XV - On sait que Gilberto Gil a déjà été « officiellement » impliqué avec ladite drogue dans l'État de Santa Catarina, lors de la tournée des « Doces Bárbaros » en juillet 1976, avec Caetano Veloso, Gal Costa et Maria Bethânia. Gil a été arrêté avec une petite quantité de marijuana, à Florianópolis. Incarcéré dans la prison publique, il a admis être utilisateur de l'herbe et a été contraint de s'interner dans un asile de la capitale catarinense.
(Source : TERRA.COM.BR).
Dans sa sentence, au forum de Florianópolis, le juge fait constater que le chanteur « aimait la marijuana et que son usage ne lui faisait pas de mal... » avant de déterminer l'internement du chanteur dans une clinique psychiatrique pour rééducation.
(Source :CLIQUEMUSIC)
XVI – Gilberto Gil lui-même fait référence à la marijuana en citant et définissant le « rastaman », comme il appelle les adeptes de la culture Rastafari : - « ... O Rastaman: as mesmas Estrelas de David,
o Leão de Judá, sua juba em dreadlocks descobrindo, enfatizando cabelos também longos e crespos, sua roupa de campanha, a comida vegetariana, a maconha e nos lábios, numa língua cheia de novos signos, um discurso, arma para a luta também pela liberdade e a justiça... ». (souligné par nos soins).
Complétant le syllogisme, il dit, à propos de Bob Marley : - « Marley: um Rastaman explícito, real ».
(Source : Site Officiel du Gilberto Gil)
XVII - La société en général, les mineurs, la famille et l'Église en particulier, ont le droit, par l'intermédiaire de l'État, de se défendre non seulement de la pornographie et de la licenciosité, mais aussi de toute apologie faite à l'usage de drogues « licites » comme l'alcool et la cigarette, et surtout de celles considérées comme stupéfiants et par conséquent créateurs de dépendance, interdites par la loi.
Il appartient à l'État, en tant qu'agent de contrôle, par l'intermédiaire du MP, d'examiner les auteurs du clip vidéo – objet de cette dénonciation – ainsi que les auteurs de l'album, type CD, - « Kaya N' Gan Daya » -, leurs véritables intentions quant à la production de cette œuvre et sa diffusion respective dans les médias télévisuels et radiophoniques, une fois qu'elle n'apporte pas de valeurs littéraires, éducatives et/ou scientifiques qui, d'une manière ou d'une autre, la disculpent de tous les aspects nocifs susmentionnés.

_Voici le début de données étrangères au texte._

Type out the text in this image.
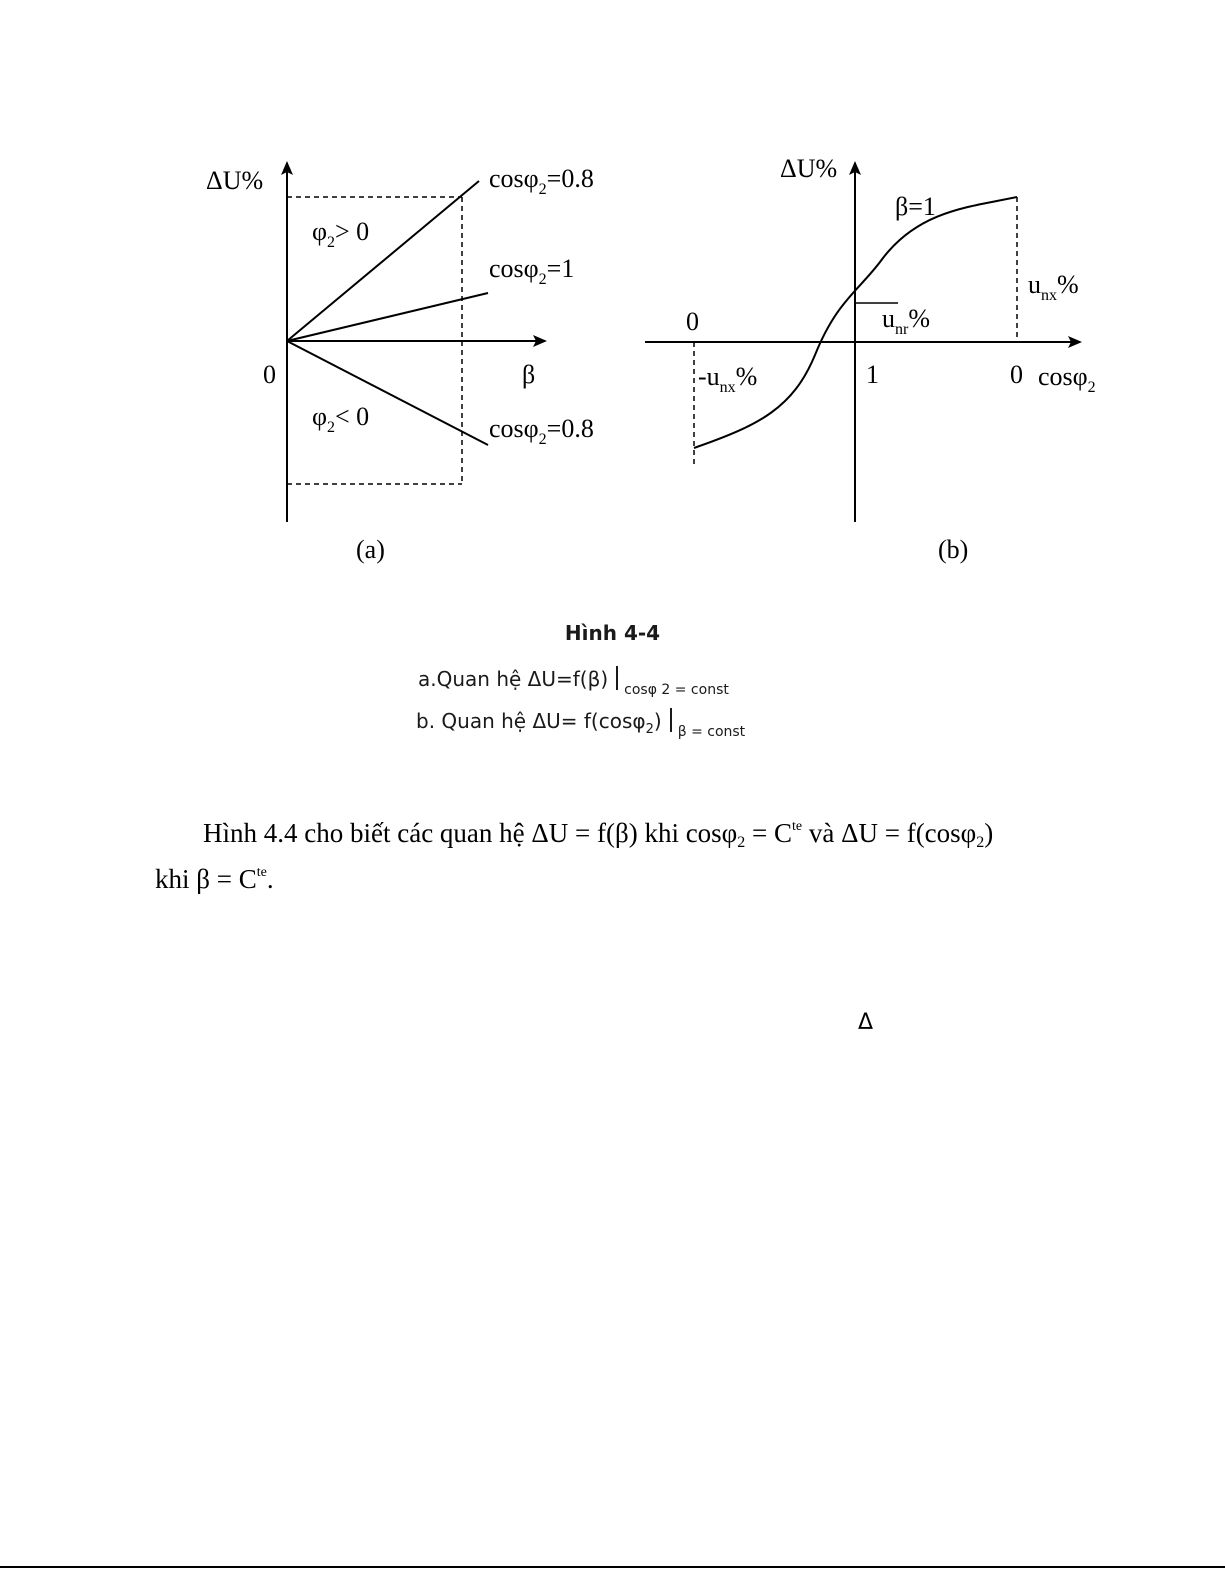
ΔU%
β
0
$\varphi_2> 0$
$\varphi_2< 0$
cosφ$_2$=0.8
cosφ$_2$=1
cosφ$_2$=0.8
(a)
ΔU%
β=1
0
1	0 cosφ$_2$
$u_{nx}\%$
$u_{nr}\%$
$-u_{nx}\%$
(b)
Hình 4-4
a.Quan hệ ΔU=f(β) $_{cos\varphi 2 = const}$
b. Quan hệ ΔU= f(cosφ$_2$) $_{\beta = const}$
Hình 4.4 cho biết các quan hệ ΔU = f(β) khi $\cos\varphi_2 = C^{te}$ và ΔU = f(cosφ$_2$)
khi $\beta = C^{te}$.
Δ
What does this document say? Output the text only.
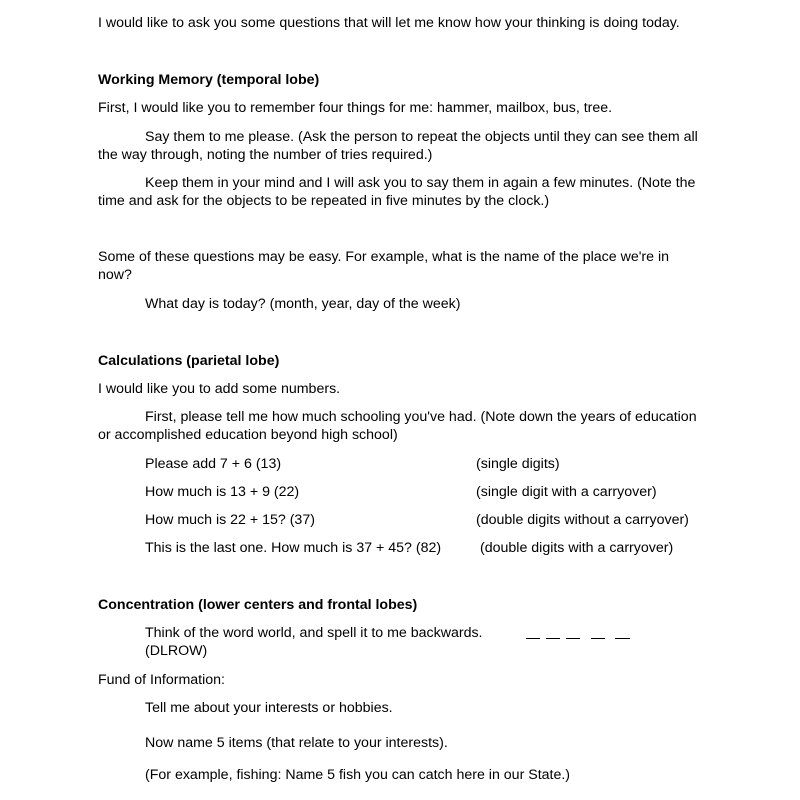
I would like to ask you some questions that will let me know how your thinking is doing today.
Working Memory (temporal lobe)
First, I would like you to remember four things for me: hammer, mailbox, bus, tree.
Say them to me please. (Ask the person to repeat the objects until they can see them all
the way through, noting the number of tries required.)
Keep them in your mind and I will ask you to say them in again a few minutes. (Note the
time and ask for the objects to be repeated in five minutes by the clock.)
Some of these questions may be easy. For example, what is the name of the place we're in
now?
What day is today? (month, year, day of the week)
Calculations (parietal lobe)
I would like you to add some numbers.
First, please tell me how much schooling you've had. (Note down the years of education
or accomplished education beyond high school)
Please add 7 + 6 (13)	(single digits)
How much is 13 + 9 (22)	(single digit with a carryover)
How much is 22 + 15? (37)	(double digits without a carryover)
This is the last one. How much is 37 + 45? (82)	(double digits with a carryover)
Concentration (lower centers and frontal lobes)
Think of the word world, and spell it to me backwards.
(DLROW)
Fund of Information:
Tell me about your interests or hobbies.
Now name 5 items (that relate to your interests).
(For example, fishing: Name 5 fish you can catch here in our State.)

XVIII – La Constitution fédérale, à l'article 227, dispose que « il est du devoir de la famille, de la société et de l'État d'assurer à l'enfant et à l'adolescent le droit à la dignité et au respect, ainsi que de les mettre à l'abri de toute forme d'exploitation ».
Il convient encore de rappeler que le Statut de l'enfant et de l'adolescent - ECA, dispose, à l'article 78 :
Les revues et publications contenant du matériel inapproprié ou inadéquat pour les enfants et les adolescents devront être commercialisées dans un emballage scellé, avec l'avertissement de leur contenu. (souligné par nos soins)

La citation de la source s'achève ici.